Journalism Law – WEEK 2

  1. Magistrates Court = Nearly all criminal cases (theft, crime etc) and anyone that has committed these crimes will first go to a Magistrates court.

Magistrate Courts deal with 3 kinds of cases:

  • Summary offences – Small, less serious cases
  • Either-way offences – Magistrates can decide that the crime is quite serious and must be handled at a crown court
  • Indictable-only offences – Crimes like murder, manslaughter and rape (remember, almost all cases start in a Magistrates court). If these cases are handled in a magistrates and not a crown court:

The defendant has to enter a plea. If (s)he pleads guilty, the magistrate can put a 6 month sentence on the criminal or give them a fine of up to £5000

If the defendant is innocent, they are free to go.

2. Youth Court = For youths under 18 that have committed criminal offences e.g if Momonosuke committed a crime he’d be in a youth court since he’s below 18.

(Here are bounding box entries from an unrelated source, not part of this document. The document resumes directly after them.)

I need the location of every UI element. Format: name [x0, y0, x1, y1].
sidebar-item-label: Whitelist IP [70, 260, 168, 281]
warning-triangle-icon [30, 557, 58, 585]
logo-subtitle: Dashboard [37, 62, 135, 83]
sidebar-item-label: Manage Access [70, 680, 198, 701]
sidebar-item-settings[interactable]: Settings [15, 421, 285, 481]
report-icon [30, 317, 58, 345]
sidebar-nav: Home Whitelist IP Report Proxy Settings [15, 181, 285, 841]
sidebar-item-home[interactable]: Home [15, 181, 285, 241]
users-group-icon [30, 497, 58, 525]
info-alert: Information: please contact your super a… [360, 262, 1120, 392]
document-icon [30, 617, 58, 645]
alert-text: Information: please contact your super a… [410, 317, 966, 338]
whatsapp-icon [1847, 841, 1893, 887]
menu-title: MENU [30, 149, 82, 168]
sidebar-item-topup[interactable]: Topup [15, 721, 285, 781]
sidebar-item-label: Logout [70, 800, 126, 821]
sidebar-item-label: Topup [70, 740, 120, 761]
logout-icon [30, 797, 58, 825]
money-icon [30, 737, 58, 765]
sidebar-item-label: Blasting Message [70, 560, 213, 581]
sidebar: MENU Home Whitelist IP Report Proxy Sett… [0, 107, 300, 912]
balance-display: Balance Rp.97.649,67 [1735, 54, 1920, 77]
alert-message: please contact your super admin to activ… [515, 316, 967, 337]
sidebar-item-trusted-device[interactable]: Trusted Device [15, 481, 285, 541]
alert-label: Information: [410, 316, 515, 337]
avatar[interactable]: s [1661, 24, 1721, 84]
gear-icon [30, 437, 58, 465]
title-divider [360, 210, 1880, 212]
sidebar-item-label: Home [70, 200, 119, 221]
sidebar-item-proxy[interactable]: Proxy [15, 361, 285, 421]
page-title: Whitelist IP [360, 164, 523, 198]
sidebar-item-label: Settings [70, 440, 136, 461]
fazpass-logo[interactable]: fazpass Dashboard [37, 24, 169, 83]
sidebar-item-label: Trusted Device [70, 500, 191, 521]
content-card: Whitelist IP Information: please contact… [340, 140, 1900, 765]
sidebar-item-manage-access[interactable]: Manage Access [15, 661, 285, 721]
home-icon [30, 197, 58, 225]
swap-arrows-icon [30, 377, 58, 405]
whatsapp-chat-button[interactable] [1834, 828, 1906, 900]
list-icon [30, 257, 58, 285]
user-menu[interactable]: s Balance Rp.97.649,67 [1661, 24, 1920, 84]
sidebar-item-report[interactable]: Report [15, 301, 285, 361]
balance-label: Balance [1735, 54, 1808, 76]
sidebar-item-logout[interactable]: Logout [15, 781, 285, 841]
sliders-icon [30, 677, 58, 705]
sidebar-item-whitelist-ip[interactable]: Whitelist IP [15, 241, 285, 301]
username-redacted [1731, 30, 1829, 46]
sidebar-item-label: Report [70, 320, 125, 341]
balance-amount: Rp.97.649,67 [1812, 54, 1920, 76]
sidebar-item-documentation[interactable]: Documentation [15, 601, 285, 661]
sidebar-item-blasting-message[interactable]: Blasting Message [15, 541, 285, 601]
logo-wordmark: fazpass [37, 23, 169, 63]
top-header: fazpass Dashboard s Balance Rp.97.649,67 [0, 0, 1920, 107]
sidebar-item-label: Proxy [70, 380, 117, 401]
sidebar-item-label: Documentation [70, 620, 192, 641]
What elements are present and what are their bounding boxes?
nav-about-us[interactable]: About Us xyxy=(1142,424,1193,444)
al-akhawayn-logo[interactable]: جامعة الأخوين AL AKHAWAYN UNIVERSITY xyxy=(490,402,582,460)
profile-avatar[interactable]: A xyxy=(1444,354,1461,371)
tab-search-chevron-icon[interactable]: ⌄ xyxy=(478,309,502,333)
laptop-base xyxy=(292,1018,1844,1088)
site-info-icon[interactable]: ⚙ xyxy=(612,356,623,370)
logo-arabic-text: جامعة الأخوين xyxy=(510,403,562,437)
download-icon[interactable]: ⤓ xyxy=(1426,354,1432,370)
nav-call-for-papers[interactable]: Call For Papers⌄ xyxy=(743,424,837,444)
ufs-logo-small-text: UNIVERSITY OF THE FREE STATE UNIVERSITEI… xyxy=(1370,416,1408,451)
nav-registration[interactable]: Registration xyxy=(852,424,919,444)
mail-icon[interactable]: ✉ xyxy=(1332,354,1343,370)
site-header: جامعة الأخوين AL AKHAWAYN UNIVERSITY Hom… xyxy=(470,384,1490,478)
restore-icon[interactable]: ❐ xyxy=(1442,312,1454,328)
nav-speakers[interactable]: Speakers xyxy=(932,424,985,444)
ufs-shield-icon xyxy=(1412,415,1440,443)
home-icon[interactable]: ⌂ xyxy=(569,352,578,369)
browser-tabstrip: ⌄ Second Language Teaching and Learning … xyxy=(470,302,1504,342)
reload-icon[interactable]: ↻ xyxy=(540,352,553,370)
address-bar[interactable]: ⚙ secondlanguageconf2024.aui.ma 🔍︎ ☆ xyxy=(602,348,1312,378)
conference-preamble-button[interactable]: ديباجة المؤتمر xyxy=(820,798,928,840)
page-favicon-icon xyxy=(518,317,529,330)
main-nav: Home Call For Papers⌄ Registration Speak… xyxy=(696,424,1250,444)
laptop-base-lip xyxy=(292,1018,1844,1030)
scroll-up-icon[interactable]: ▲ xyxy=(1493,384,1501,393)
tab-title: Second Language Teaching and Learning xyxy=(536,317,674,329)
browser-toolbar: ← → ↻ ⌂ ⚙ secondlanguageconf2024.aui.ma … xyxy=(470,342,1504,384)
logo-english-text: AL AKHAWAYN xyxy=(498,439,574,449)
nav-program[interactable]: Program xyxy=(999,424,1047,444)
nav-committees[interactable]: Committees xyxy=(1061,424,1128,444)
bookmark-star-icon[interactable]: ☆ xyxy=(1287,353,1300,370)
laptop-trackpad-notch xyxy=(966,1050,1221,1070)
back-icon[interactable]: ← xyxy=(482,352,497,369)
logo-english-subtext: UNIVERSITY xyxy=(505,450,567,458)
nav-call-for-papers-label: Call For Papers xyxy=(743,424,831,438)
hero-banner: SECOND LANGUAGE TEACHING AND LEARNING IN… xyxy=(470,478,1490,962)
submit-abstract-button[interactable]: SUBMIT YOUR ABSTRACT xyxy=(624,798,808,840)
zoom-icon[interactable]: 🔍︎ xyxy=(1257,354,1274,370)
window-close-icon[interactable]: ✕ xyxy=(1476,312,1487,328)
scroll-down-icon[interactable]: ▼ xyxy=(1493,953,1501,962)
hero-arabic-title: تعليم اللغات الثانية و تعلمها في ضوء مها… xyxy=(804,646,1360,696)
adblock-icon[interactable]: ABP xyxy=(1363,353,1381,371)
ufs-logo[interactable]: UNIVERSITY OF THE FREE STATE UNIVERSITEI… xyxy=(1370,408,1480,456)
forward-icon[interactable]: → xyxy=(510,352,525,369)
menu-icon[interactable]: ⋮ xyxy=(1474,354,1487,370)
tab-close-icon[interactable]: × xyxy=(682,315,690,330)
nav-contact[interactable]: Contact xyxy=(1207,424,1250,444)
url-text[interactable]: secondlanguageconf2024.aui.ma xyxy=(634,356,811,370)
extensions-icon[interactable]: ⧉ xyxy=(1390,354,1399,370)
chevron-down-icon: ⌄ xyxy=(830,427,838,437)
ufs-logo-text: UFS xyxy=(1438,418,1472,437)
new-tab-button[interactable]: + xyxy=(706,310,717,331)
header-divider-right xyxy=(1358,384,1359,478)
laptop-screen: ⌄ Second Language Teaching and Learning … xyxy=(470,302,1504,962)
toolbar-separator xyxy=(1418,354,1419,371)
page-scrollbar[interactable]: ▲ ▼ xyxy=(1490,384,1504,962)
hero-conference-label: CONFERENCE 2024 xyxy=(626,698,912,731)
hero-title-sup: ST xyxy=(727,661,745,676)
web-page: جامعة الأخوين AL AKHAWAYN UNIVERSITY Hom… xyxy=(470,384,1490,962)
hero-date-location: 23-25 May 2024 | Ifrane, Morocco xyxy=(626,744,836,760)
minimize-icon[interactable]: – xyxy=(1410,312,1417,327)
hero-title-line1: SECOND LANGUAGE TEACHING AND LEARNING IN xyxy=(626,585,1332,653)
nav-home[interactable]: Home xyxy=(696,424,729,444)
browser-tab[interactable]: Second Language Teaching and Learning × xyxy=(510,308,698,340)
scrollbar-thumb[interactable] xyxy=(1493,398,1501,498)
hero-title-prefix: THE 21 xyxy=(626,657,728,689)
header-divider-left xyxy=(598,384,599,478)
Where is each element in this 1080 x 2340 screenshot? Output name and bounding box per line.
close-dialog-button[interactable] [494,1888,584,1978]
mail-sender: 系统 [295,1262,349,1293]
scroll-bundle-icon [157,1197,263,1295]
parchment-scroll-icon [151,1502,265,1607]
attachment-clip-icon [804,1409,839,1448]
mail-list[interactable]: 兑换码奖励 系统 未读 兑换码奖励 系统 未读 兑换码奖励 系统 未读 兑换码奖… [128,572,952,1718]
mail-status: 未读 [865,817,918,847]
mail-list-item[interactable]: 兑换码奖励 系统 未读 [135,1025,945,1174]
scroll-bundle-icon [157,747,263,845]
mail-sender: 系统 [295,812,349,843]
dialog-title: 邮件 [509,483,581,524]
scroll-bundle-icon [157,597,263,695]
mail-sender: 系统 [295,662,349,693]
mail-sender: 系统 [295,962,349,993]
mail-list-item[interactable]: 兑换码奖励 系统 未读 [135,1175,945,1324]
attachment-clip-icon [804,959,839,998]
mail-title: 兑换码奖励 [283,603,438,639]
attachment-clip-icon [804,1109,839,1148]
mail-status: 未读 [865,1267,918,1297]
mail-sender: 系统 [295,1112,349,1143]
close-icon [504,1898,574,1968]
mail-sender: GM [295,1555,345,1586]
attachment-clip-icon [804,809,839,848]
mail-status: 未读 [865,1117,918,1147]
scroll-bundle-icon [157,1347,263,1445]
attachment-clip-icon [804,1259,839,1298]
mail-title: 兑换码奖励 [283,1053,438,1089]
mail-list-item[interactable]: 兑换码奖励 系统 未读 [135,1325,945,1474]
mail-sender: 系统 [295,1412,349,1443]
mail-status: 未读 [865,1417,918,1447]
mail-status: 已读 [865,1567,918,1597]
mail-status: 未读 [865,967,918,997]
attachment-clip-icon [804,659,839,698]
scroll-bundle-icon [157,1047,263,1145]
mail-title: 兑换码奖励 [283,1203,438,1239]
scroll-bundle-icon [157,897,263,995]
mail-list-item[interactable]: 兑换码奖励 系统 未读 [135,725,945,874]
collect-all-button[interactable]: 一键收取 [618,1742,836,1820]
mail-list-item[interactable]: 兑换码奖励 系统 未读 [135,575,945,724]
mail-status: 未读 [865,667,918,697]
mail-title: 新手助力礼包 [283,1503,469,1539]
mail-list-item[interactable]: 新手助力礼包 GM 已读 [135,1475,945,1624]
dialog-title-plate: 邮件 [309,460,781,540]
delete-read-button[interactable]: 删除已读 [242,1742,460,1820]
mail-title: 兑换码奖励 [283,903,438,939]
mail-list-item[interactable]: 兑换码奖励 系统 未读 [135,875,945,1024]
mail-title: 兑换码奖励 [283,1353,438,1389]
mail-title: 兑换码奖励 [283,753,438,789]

3. Civil courts = These deal with personal/business conflicts between 2 people/businesses   e.g if a person had an accident at work they might sue their employer for compensation

4. Family court = These are where family cases are dealt with e.g adoption

5. Coroners Court = These do investigations when a person has died to determine the cause of death e.g the Mentalist

6. Crown Court = This is where the more serious court cases take place and they are dealt with by a judge or a jury.

  • Defendants are represented by Barristers (lawyers that work at higher levels of court)



  • No Cameras or weapons can be taken into the court buildings
  • No photos in the court buildings: doing so can result in a 5 year prison sentence
  • You cannot enter the court when the judge is speaking and you must bow your head when you enter the court room
  • No drinking, eating, texting or reading a newspaper
  • Ask for permission before taking notes unless you’re from the press

Anything said in court is covered by the defamation defence Absolute Privilege.  

  • The defence can only be used for a fair, accurate, contemporaneous (something happening at the same time) court report.


  • You can print anything said in court as long as you publish both the prosecution and the defence case and publish it within days of the hearing.


  • You can print that someone has been called a peadophile, murderer or thief if it is said and court and later found not guilty.